Americans really do believe winning is the only thing. This makes them want to win at any cost, which is why the world cringes when they show up at the Ryder
Cup with the players’ wives in matching linen sheath dresses, and why the American crowds heckle foreign players. They win at any cost, and that means badly. Worse, they sulk in defeat. For they hold every other nation in contempt, even as their empire disintegrates. Yes, it is rather fun to watch (until you see Iraqi bodies pile up), because they don’t understand the contempt in which
they
are held. The rest of the world would love to get genuine indifference from the United States. Instead they get belligerence. Every fight must be a fight to the death.

It’s the same stance that makes the U.S. consumer demand that every purchase must be made at the lowest possible cost. Cheap goods are a win. But Americans are incapable of following the clues dropped along the logic trail. Cheap goods are generally shoddy and their popularity is responsible for the—it’s not a rash so much as a deep-burrowing flesh-eating disease—omnipresence of white plastic objects across that nation. There isn’t anything Americans don’t like in vinyl, and that includes white picket fences, “wicker” furniture, above-ground swimming pools, buildings, shoes, and the list goes on.

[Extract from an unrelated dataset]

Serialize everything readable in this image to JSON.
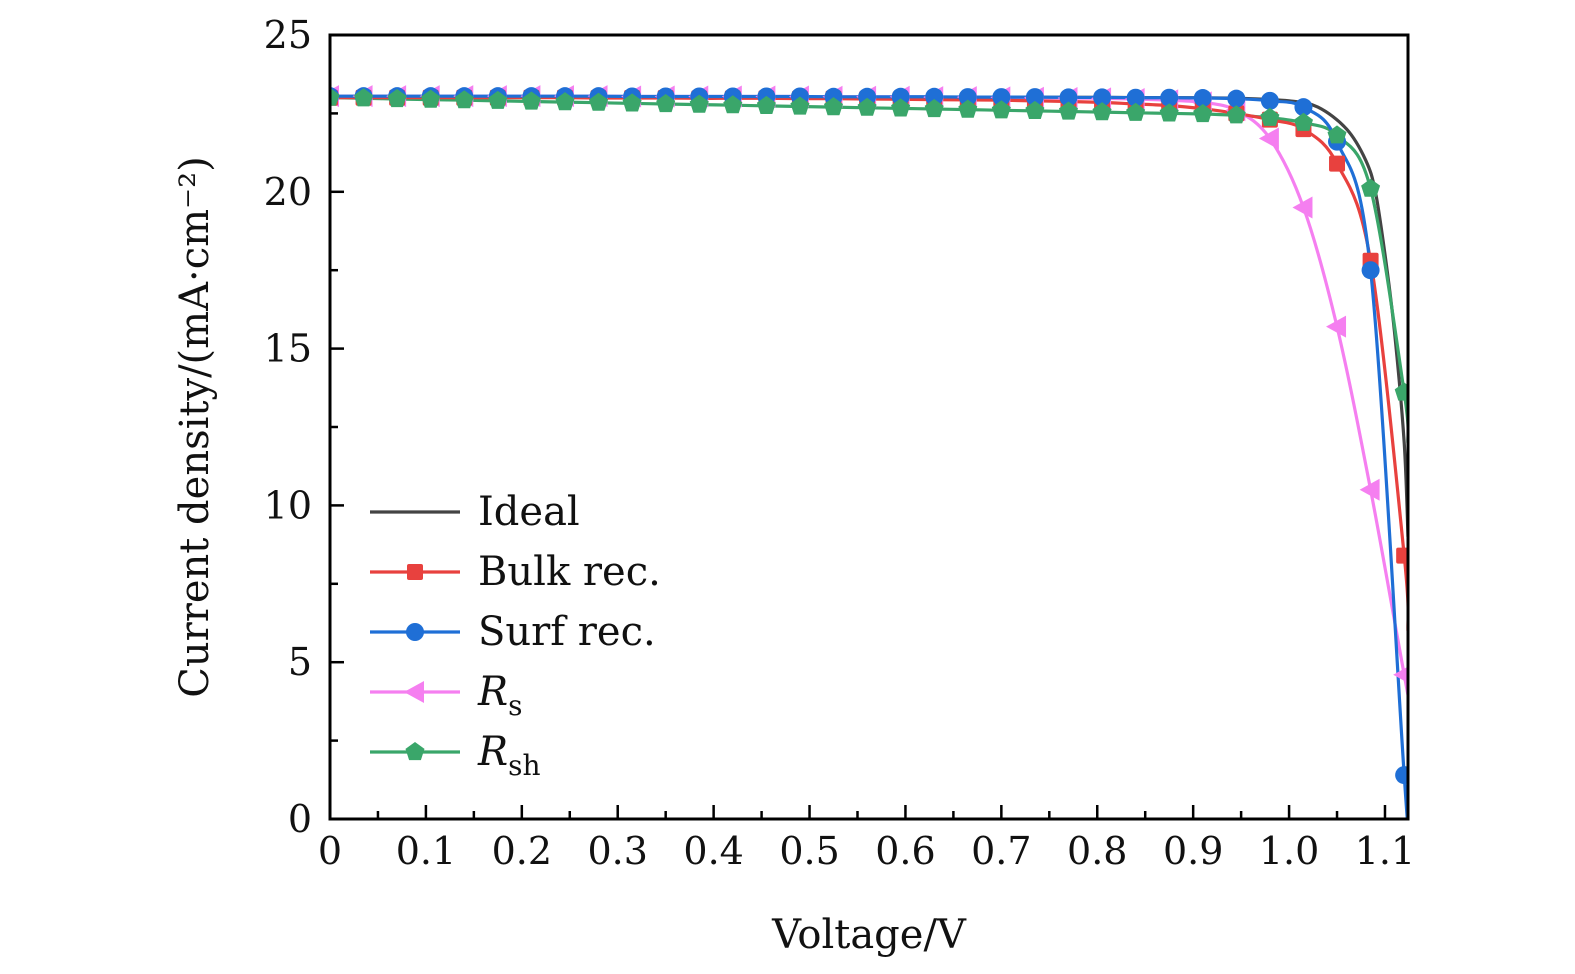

These goods are made in China. Why Americans should then allow themselves to be told that Mexicans are stealing their jobs, when clearly they are giving away those jobs to the American hunger for cheap Chinese crap … it’s a mystery. No, it’s not.

Americans are dumb.

There, I’ve said it.

They’re nice people, many of them in the Blue States, but they don’t read, their insularity practically turns them
inside out, they dress like children and they’re so literal-minded that even Americans can’t understand how their intelligent comedy survives. The audience is so tiny. Their novelists are so pompous they explode in a flinging of beard stubble while failing to understand that a huge canvas of American crassness is out there waiting, begging, to be painted. But no, they’d rather study their own tortured souls. Their magazines are humourless and their carnal urges are for women who look like little girls.